Two armed forces, trained and equipped by the US, are pitted against each other in the northern Iraqi city of Kirkuk.

The once Kurdish-controlled Baba Gurgur oil field, K-1 military base, and the airport were seized by Iraqi troops Monday.

This escalation is the latest in an intensifying divide between Baghdad and Iraqi Kurdistan, a semi-autonomous region.

The Iraqi military charged into the impugned province with the stated goal of taking back the strategic positions they controlled before the Islamic State pushed them out in 2014. Kurdish forces had since taken them over.

The conflict between Kurdistan and the Iraqi government over oil and land is far from new, but the rift grew even larger last month when Kurds voted overwhelmingly in a referendum for independence from Iraq.

Kirkuk is surrounded by oil fields, and the ethnically and religiously diverse city sits along one of Iraq’s most contentious sectarian fault lines.

At the unseasoned age of 20, I arrived to Kirkuk on my first deployment.

Today, I can’t help but think about a child no older than 12 that approached our vehicles my first trip outside the wire.

“Hello American,” he said. We exchanged names, and he asked me if I was enjoying my time in Kurdistan.

“Isn’t this Iraq?,” I said.
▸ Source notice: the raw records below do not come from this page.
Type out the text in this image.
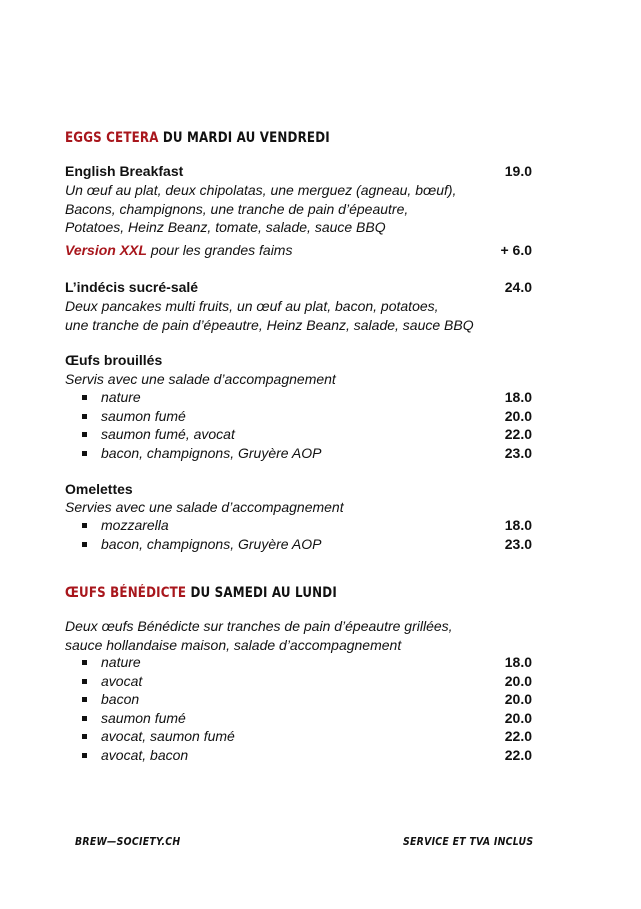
EGGS CETERA DU MARDI AU VENDREDI
English Breakfast	19.0
Un œuf au plat, deux chipolatas, une merguez (agneau, bœuf),
Bacons, champignons, une tranche de pain d’épeautre,
Potatoes, Heinz Beanz, tomate, salade, sauce BBQ
Version XXL pour les grandes faims	+ 6.0
L’indécis sucré-salé	24.0
Deux pancakes multi fruits, un œuf au plat, bacon, potatoes,
une tranche de pain d’épeautre, Heinz Beanz, salade, sauce BBQ
Œufs brouillés
Servis avec une salade d’accompagnement
nature	18.0
saumon fumé	20.0
saumon fumé, avocat	22.0
bacon, champignons, Gruyère AOP	23.0
Omelettes
Servies avec une salade d’accompagnement
mozzarella	18.0
bacon, champignons, Gruyère AOP	23.0
ŒUFS BÉNÉDICTE DU SAMEDI AU LUNDI
Deux œufs Bénédicte sur tranches de pain d’épeautre grillées,
sauce hollandaise maison, salade d’accompagnement
nature	18.0
avocat	20.0
bacon	20.0
saumon fumé	20.0
avocat, saumon fumé	22.0
avocat, bacon	22.0
BREW—SOCIETY.CH	SERVICE ET TVA INCLUS
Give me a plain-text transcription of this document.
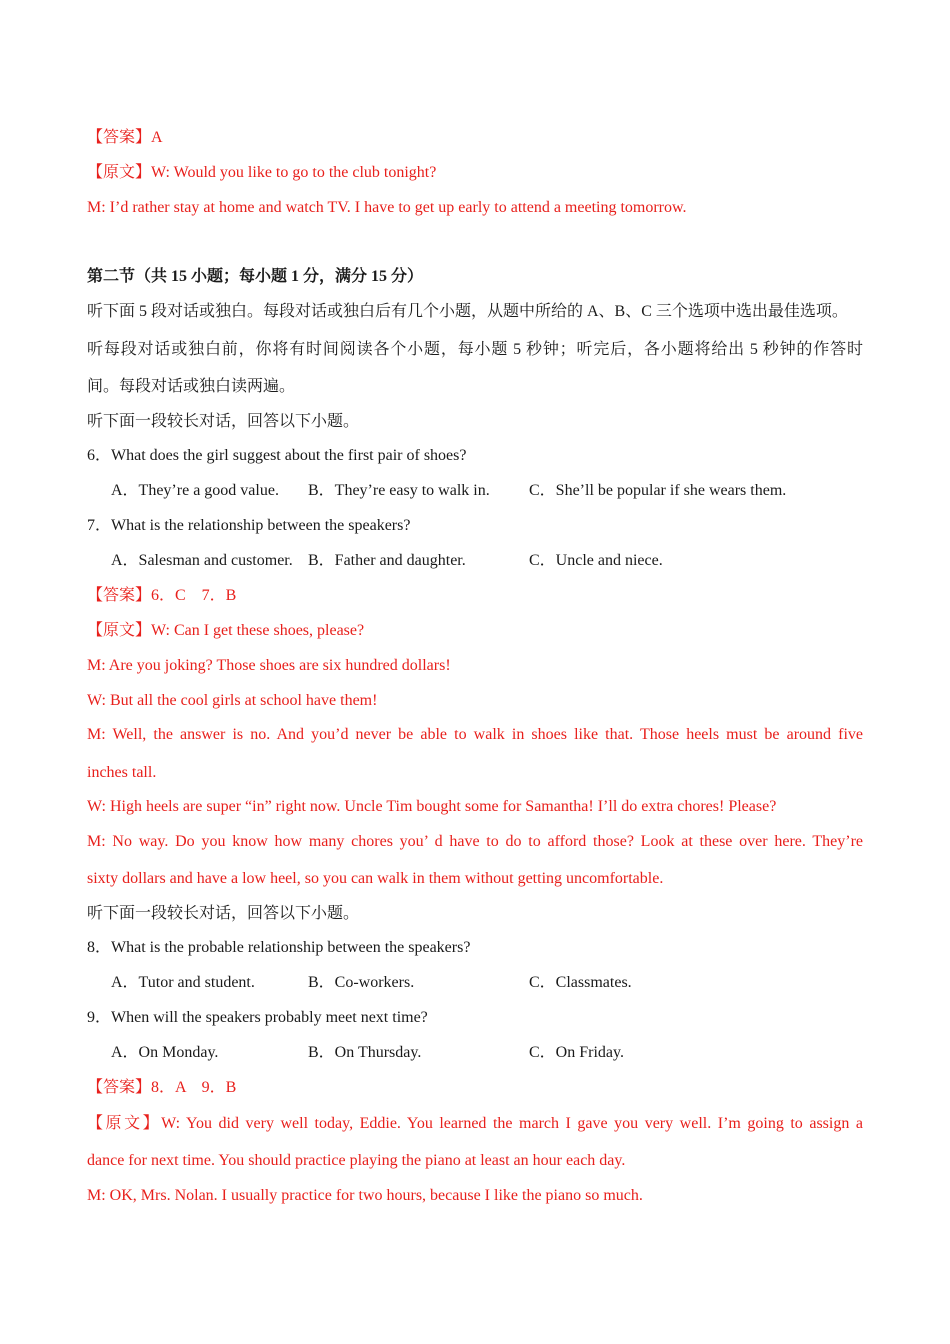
【答案】A
【原文】W: Would you like to go to the club tonight?
M: I’d rather stay at home and watch TV. I have to get up early to attend a meeting tomorrow.
第二节（共 15 小题；每小题 1 分，满分 15 分）
听下面 5 段对话或独白。每段对话或独白后有几个小题，从题中所给的 A、B、C 三个选项中选出最佳选项。
听每段对话或独白前，你将有时间阅读各个小题，每小题 5 秒钟；听完后，各小题将给出 5 秒钟的作答时
间。每段对话或独白读两遍。
听下面一段较长对话，回答以下小题。
6．What does the girl suggest about the first pair of shoes?
A．They’re a good value. B．They’re easy to walk in. C．She’ll be popular if she wears them.
7．What is the relationship between the speakers?
A．Salesman and customer. B．Father and daughter.	C．Uncle and niece.
【答案】6．C    7．B
【原文】W: Can I get these shoes, please?
M: Are you joking? Those shoes are six hundred dollars!
W: But all the cool girls at school have them!
M: Well, the answer is no. And you’d never be able to walk in shoes like that. Those heels must be around five
inches tall.
W: High heels are super “in” right now. Uncle Tim bought some for Samantha! I’ll do extra chores! Please?
M: No way. Do you know how many chores you’ d have to do to afford those? Look at these over here. They’re
sixty dollars and have a low heel, so you can walk in them without getting uncomfortable.
听下面一段较长对话，回答以下小题。
8．What is the probable relationship between the speakers?
A．Tutor and student.	B．Co-workers.	C．Classmates.
9．When will the speakers probably meet next time?
A．On Monday.	B．On Thursday.	C．On Friday.
【答案】8．A    9．B
【原文】W: You did very well today, Eddie. You learned the march I gave you very well. I’m going to assign a
dance for next time. You should practice playing the piano at least an hour each day.
M: OK, Mrs. Nolan. I usually practice for two hours, because I like the piano so much.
To which he responded with “no, this is of course Kurdistan!”

At the time, I didn’t understand the weight of what that meant.

After Saddam Hussein was ousted from power, Kurds returned to Kirkuk in massive numbers, and have since further entrenched their control by repelling ISIS attacks.

ISIS in Iraq has been reduced to its last scraps of land it holds, thanks to the sacrifices of Iraqi government troops and Kurdish forces standing shoulder-to-shoulder shedding blood, a fact that should never been taken for granted.

ISIS may be on the down-swing in terms of territory it controls, but its defeat may reignite old turf wars, or spark new ones.

And the US military is caught in the middle.

“We continue to advocate dialogue between Iraqi and Kurdish authorities,” said Maj. Gen. Robert White, commanding General of the combined joint forces land component command—operation Inherent resolve, in a statement.

“All parties must remain focused on the defeat of our common enemy, ISIS, in Iraq.”